France renforce les pouvoirs des préfets dans son projet de loi sur l’Etat local

France renforce les pouvoirs des préfets dans son projet de loi sur l’Etat local
Pouvoirs des préfets renforcés

Présenté en conseil des ministres le 20 mai, le projet de loi sur l’« Etat local » marque un recentrage de l’action gouvernementale sur l’organisation territoriale de l’Etat plutôt que sur une nouvelle étape de décentralisation. Le texte, qui suscite des réserves chez les élus locaux, ne modifie pas la répartition des compétences et privilégie le renforcement du rôle des préfets.

Points forts

  • Le projet de loi présenté recentre la réforme sur la déconcentration, renforçant les pouvoirs des préfets sans transférer de compétences aux collectivités.
  • L'exécutif défend ce choix, estimant que la déconcentration pourrait avoir un impact aussi important que la décentralisation, malgré l'absence de mesures concrètes.
  • L'absence de transfert de pouvoirs inquiète les collectivités locales, qui jugent la réforme peu ambitieuse et limitée en termes d'autonomie locale.

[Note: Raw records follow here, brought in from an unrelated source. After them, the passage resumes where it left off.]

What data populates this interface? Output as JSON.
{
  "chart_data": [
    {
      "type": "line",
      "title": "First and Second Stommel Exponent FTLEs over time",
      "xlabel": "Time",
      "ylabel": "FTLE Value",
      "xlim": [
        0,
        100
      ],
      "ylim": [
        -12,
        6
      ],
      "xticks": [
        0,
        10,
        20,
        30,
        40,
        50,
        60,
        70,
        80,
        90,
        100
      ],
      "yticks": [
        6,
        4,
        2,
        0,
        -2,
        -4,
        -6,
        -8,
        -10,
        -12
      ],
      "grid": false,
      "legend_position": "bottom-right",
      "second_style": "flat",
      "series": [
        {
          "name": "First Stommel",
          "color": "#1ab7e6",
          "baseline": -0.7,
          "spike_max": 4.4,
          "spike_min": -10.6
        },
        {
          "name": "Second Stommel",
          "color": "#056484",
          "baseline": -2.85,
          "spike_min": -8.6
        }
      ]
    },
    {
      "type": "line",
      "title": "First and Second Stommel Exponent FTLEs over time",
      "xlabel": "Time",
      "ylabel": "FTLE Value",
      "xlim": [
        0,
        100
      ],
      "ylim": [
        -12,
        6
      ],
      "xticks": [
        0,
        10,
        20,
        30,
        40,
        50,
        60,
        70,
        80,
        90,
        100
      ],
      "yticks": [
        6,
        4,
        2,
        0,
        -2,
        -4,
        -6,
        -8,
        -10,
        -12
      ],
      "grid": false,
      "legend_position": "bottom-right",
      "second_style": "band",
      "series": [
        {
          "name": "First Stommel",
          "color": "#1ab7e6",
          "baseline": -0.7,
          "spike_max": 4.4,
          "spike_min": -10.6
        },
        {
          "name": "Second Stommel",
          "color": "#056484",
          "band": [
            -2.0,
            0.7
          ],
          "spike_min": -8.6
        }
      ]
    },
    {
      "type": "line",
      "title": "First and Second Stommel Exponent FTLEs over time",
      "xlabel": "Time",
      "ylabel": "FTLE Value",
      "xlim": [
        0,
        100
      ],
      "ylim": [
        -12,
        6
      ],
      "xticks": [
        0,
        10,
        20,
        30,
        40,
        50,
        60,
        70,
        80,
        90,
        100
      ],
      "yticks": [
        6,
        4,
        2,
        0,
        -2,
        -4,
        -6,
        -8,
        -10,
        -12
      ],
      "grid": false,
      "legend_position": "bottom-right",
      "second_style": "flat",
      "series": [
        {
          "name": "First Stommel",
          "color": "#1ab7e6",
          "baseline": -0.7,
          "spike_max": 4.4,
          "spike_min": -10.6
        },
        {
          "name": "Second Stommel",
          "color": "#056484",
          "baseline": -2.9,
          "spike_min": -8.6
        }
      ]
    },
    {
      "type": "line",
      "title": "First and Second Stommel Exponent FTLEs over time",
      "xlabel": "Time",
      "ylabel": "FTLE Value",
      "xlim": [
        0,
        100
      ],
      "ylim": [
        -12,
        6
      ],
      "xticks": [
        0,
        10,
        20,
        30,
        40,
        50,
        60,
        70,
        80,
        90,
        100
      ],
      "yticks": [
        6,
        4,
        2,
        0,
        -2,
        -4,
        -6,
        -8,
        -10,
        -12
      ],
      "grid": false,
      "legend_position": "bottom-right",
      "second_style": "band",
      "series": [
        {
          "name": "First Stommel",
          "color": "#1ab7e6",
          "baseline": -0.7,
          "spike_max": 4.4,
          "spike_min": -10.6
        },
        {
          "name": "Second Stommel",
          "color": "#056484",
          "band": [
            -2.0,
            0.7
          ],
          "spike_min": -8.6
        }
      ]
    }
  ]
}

Un texte recentré sur la déconcentration

Comme le rapporte Le Monde, le projet de loi visant à « renforcer l’Etat local, articuler son action avec les collectivités territoriales et sécuriser les décideurs publics » est présenté comme une réforme administrative davantage tournée vers la déconcentration que vers le transfert de pouvoirs aux collectivités. Dans plusieurs territoires, le texte est déjà surnommé « RAS », pour « rien à signaler », en raison d’un contenu jugé peu ambitieux au regard des attentes initiales.

Le gouvernement devait au départ traduire dans la loi le « nouvel acte de décentralisation » promis sous le gouvernement Lecornu. Mais la version présentée ne prévoit aucune mesure sur la répartition des compétences entre l’Etat et les collectivités, et se concentre sur le renforcement du rôle et des prérogatives des préfets.

Des réserves politiques pour les collectivités

Dans l’entourage d’Emmanuel Macron, l’exécutif défend toutefois ce choix en estimant que la déconcentration peut être « aussi importante, voire plus importante » que la décentralisation. Cette ligne vise à écarter l’idée d’un recul sur un chantier régulièrement évoqué par le chef de l’Etat, mais qui reste reporté.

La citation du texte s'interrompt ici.